FRANKFURT – Euro zone inflation is at risk of overshooting the European Central Bank’s projections as the temporary factors behind its recent spike could seep into underlying price growth, Bundesbank President Jens Weidmann said on Wednesday.
Euro zone inflation hit 3% last month and policymakers expect it to move higher in the coming months before falling back below the ECB‘s 2% target early next year, a mark it has undershot for the past decade.
“Upside risks currently predominate, in my opinion,” Weidmann, one of the ECB‘s most conservative policymakers said in a speech. “If these temporary factors lead to higher inflation expectations and accelerated wage growth, the inflation rate can rise noticeably in the longer term.”
Weidmann added that an expansionary monetary policy is still appropriate but the ECB should also prepare for the end of its 1.85 trillion euro ($2.19 trillion) Pandemic Emergency Purchase Programme (PEPP) as the economy is now booming and inflation is on the rise.
“The first P in PEPP stands for pandemic, not permanent, and for a good reason,” he said about the bond purchase programme, which is now slated to end on March 31, at the earliest.

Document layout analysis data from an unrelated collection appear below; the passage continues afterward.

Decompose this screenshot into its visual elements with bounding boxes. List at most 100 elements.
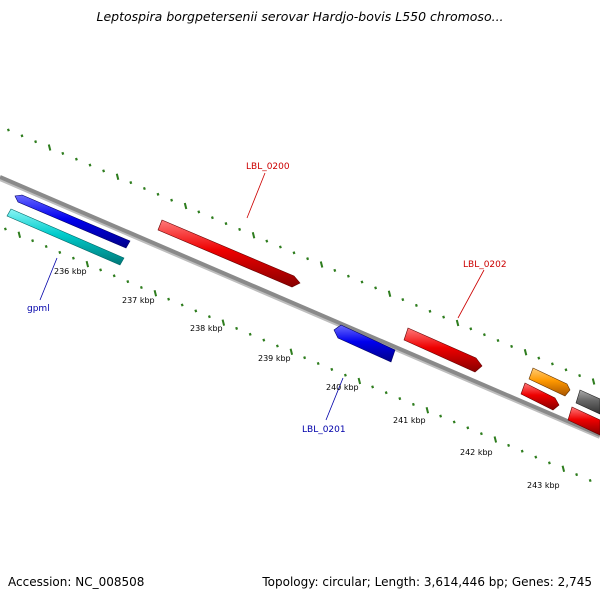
map-title: Leptospira borgpetersenii serovar Hardjo… (96, 9, 504, 24)
minor-tick (534, 455, 538, 459)
gene-label-LBL_0200[interactable]: LBL_0200 (246, 162, 290, 172)
minor-tick (578, 374, 582, 378)
major-tick (455, 319, 460, 327)
minor-tick (292, 251, 296, 255)
minor-tick (360, 280, 364, 284)
feature-arrow[interactable] (567, 406, 600, 436)
minor-tick (6, 128, 10, 132)
minor-tick (547, 461, 551, 465)
feature-LBL_0200[interactable] (157, 219, 301, 288)
accession-text: Accession: NC_008508 (8, 575, 145, 589)
minor-tick (371, 385, 375, 389)
gene-label-LBL_0201[interactable]: LBL_0201 (302, 425, 346, 435)
minor-tick (414, 303, 418, 307)
minor-tick (482, 333, 486, 337)
scale-label: 239 kbp (258, 354, 291, 363)
minor-tick (428, 309, 432, 313)
major-tick (251, 232, 256, 239)
feature-arrow[interactable] (14, 194, 131, 249)
minor-tick (346, 274, 350, 278)
feature-gene-cyan[interactable] (6, 208, 125, 266)
major-tick (523, 348, 528, 356)
feature-gene-orange[interactable] (528, 367, 571, 397)
minor-tick (278, 245, 282, 249)
minor-tick (439, 414, 443, 418)
leader-gpmI (39, 257, 58, 301)
minor-tick (210, 216, 214, 220)
minor-tick (31, 239, 35, 243)
feature-gene-red-b[interactable] (567, 406, 600, 436)
minor-tick (170, 198, 174, 202)
major-tick (319, 261, 324, 268)
minor-tick (275, 344, 279, 348)
gene-label-gpmI[interactable]: gpml (27, 304, 50, 314)
minor-tick (588, 478, 592, 483)
minor-tick (479, 432, 483, 436)
major-tick (289, 348, 294, 356)
leader-LBL_0202 (457, 269, 485, 319)
minor-tick (248, 332, 252, 336)
minor-tick (343, 373, 347, 377)
minor-tick (316, 361, 320, 366)
minor-tick (3, 227, 7, 231)
feature-arrow[interactable] (520, 382, 560, 411)
minor-tick (207, 315, 211, 319)
gene-label-LBL_0202[interactable]: LBL_0202 (463, 260, 507, 270)
minor-tick (262, 338, 266, 342)
minor-tick (330, 367, 334, 371)
minor-tick (58, 250, 62, 254)
feature-arrow[interactable] (528, 367, 571, 397)
minor-tick (44, 244, 48, 249)
major-tick (493, 436, 498, 443)
minor-tick (74, 157, 78, 161)
minor-tick (224, 222, 228, 226)
feature-arrow[interactable] (333, 324, 396, 363)
leader-LBL_0201 (325, 377, 344, 421)
scale-label: 240 kbp (326, 383, 359, 392)
feature-arrow[interactable] (403, 327, 483, 373)
minor-tick (197, 210, 201, 214)
major-tick (85, 260, 90, 268)
minor-tick (537, 356, 541, 360)
feature-arrow[interactable] (575, 389, 600, 415)
feature-arrow[interactable] (157, 219, 301, 288)
major-tick (221, 319, 226, 326)
major-tick (561, 465, 566, 473)
minor-tick (20, 134, 24, 138)
major-tick (183, 202, 188, 210)
major-tick (591, 378, 596, 385)
leader-LBL_0200 (246, 172, 266, 219)
minor-tick (238, 227, 242, 231)
minor-tick (507, 443, 511, 447)
minor-tick (306, 257, 310, 261)
major-tick (425, 407, 430, 414)
minor-tick (265, 239, 269, 243)
minor-tick (129, 181, 133, 185)
feature-gene-red-a[interactable] (520, 382, 560, 411)
scale-label: 238 kbp (190, 324, 223, 333)
feature-gene-gray[interactable] (575, 389, 600, 415)
minor-tick (112, 274, 116, 278)
minor-tick (496, 338, 500, 343)
minor-tick (469, 327, 473, 331)
minor-tick (510, 344, 514, 348)
major-tick (387, 290, 392, 297)
scale-label: 243 kbp (527, 481, 560, 490)
minor-tick (452, 420, 456, 424)
minor-tick (333, 268, 337, 272)
feature-gpmI[interactable] (14, 194, 131, 249)
minor-tick (401, 298, 405, 302)
major-tick (47, 144, 52, 151)
genome-summary-text: Topology: circular; Length: 3,614,446 bp… (262, 575, 592, 589)
scale-label: 242 kbp (460, 448, 493, 457)
feature-LBL_0201[interactable] (333, 324, 396, 363)
feature-arrow[interactable] (6, 208, 125, 266)
scale-label: 236 kbp (54, 267, 87, 276)
scale-label: 237 kbp (122, 296, 155, 305)
minor-tick (139, 285, 143, 290)
minor-tick (374, 286, 378, 290)
minor-tick (61, 151, 65, 155)
feature-LBL_0202[interactable] (403, 327, 483, 373)
minor-tick (88, 163, 92, 167)
minor-tick (194, 309, 198, 313)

As the buys should not be ended abruptly, the ECB should gradually wind them down even before signalling their ends, Weidmann added.
Although two conservative policymakers this week called on the ECB to reduce PEPP purchases at their Sept 9 policy meeting, ECB chief economist Philip Lane has said that the ECB was committed to maintaining “favourable financing conditions,” so the actual decision would be a marginal move around that central commitments.
Weidmann was also upbeat on growth, arguing that growth in Germany is robust and the third quarter will outperform an already strong spring quarter.